PRELIMINARY RESULTS FROM A GROUND PENETRATING RADAR SURVEY OF MOUNT BAKER'S ACTIVE CRATER (SHERMAN CRATER), WASHINGTON

Mount Baker, in western Washington, is considered the second most active volcano in the Cascade arc. Glacier-filled Sherman Crater, the currently active center, is located 350 m lower than, and about 800 m south of, the summit. Sherman Crater has a history of sudden, significant increases in geothermal activity (e.g., 1975), and communities and reservoirs lie directly in the path of potential lahars from the crater. To assess the threat of lahars to these downstream communities, we used Ground Penetrating Radar to determine the volume of ice within the crater and image the crater’s subglacial morphology.

We used a GSSI SIR-3000 GPR system and a low frequency (80 MHz) antenna in common offset (reflection) collection mode to create subglacial profiles along several west-east and south-north transects within the crater. We also used the GPR in common midpoint (CMP) collection mode to determine the velocity and dielectric structure of the ice and bedrock beneath the ice.
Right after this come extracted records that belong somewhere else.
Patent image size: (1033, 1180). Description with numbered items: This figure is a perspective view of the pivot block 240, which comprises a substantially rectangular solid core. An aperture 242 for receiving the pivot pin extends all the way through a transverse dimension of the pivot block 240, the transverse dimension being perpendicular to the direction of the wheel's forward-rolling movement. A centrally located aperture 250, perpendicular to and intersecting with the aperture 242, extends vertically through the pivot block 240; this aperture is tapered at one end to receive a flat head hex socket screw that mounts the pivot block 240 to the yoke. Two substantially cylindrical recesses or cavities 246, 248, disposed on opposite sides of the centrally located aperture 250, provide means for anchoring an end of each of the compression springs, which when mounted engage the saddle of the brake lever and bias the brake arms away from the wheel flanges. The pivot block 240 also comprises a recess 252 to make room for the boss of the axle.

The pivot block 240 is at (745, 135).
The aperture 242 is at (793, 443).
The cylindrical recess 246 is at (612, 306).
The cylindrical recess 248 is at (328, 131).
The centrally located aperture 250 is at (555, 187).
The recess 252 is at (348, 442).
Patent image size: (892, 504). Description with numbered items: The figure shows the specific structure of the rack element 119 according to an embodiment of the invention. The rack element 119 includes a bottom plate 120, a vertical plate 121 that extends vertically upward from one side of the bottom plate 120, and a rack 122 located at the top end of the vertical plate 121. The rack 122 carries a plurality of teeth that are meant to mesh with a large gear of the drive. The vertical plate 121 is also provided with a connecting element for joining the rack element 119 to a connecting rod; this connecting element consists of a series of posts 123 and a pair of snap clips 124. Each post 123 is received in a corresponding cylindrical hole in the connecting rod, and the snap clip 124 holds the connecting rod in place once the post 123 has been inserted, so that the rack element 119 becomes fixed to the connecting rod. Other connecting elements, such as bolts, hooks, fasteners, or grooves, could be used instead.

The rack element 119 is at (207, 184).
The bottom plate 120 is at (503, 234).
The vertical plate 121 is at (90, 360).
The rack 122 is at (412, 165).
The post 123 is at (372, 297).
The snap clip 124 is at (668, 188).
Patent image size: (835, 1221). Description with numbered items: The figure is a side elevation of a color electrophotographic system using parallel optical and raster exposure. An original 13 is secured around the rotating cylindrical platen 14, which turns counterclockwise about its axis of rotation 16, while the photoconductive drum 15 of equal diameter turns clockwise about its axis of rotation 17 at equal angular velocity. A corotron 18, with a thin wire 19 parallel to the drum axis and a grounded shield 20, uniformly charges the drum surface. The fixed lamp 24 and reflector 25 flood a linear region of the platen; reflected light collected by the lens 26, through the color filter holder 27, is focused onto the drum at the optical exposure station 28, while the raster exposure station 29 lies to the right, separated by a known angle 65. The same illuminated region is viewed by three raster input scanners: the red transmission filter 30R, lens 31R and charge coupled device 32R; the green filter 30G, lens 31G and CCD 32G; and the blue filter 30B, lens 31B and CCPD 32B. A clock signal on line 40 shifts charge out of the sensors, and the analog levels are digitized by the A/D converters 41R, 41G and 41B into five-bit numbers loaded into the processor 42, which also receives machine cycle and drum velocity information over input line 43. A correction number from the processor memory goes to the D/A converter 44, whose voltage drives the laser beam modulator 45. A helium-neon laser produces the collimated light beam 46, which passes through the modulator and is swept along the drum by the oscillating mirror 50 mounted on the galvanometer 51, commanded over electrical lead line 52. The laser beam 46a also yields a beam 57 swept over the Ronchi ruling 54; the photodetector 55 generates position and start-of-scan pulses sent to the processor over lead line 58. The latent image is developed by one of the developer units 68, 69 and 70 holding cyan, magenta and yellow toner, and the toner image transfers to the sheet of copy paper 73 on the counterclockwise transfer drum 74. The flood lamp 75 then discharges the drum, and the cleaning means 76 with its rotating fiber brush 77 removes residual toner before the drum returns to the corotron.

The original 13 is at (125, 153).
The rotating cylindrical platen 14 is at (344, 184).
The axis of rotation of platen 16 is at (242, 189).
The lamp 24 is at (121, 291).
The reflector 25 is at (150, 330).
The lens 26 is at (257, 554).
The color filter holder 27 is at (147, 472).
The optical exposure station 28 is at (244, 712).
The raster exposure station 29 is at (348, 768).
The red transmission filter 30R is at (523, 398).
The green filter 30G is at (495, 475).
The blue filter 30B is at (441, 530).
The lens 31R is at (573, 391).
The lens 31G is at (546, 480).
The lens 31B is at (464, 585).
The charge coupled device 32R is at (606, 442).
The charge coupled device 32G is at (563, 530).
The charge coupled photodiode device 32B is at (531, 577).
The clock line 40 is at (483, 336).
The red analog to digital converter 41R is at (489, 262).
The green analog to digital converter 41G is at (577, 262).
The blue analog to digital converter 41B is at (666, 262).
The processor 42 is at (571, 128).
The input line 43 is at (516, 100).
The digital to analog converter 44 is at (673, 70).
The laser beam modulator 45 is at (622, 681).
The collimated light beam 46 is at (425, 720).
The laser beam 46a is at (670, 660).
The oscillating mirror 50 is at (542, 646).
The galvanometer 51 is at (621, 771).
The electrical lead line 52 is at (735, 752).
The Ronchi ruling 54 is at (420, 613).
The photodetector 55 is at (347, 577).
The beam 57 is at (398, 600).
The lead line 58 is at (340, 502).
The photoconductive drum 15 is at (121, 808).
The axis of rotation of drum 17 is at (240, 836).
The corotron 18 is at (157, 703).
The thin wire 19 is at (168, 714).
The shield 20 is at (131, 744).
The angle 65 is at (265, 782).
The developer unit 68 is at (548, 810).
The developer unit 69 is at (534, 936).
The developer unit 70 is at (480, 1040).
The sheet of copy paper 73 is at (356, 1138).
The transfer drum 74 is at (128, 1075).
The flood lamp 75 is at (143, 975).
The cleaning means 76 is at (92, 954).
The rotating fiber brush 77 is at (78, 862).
GSSI’s RADAN 6.0 was used to match the surface elevation to the surface topography of the ice, based on altimeter readings.

Our preliminary GPR profiles reveal a distinct basal reflector at the ice-bedrock interface as well as numerous internal reflectors likely related to zones of enhanced subglacial melting and to dust/debris layers formed during summer ablation. Along west-east transects, the crater’s bedrock topography largely follows the glacier’s surface, but thins dramatically at the lowest 85 m towards the eastern breach. Assuming a uniform EM wave velocity through the ice of 0.168m/ns (following a previous GPR survey of the Carmelo (summit) crater), we estimate the maximum ice thickness to be ~50 m. A strong sub-horizontal reflector near the deepest part of the crater, adjacent to the eastern breach, suggests the presence of a subglacial lake.

Ongoing GPR and CMP work in the crater this summer should further unlock mysteries held within the ice of Sherman Crater and help us assess the threat of lahars from potential melting of the crater glacier.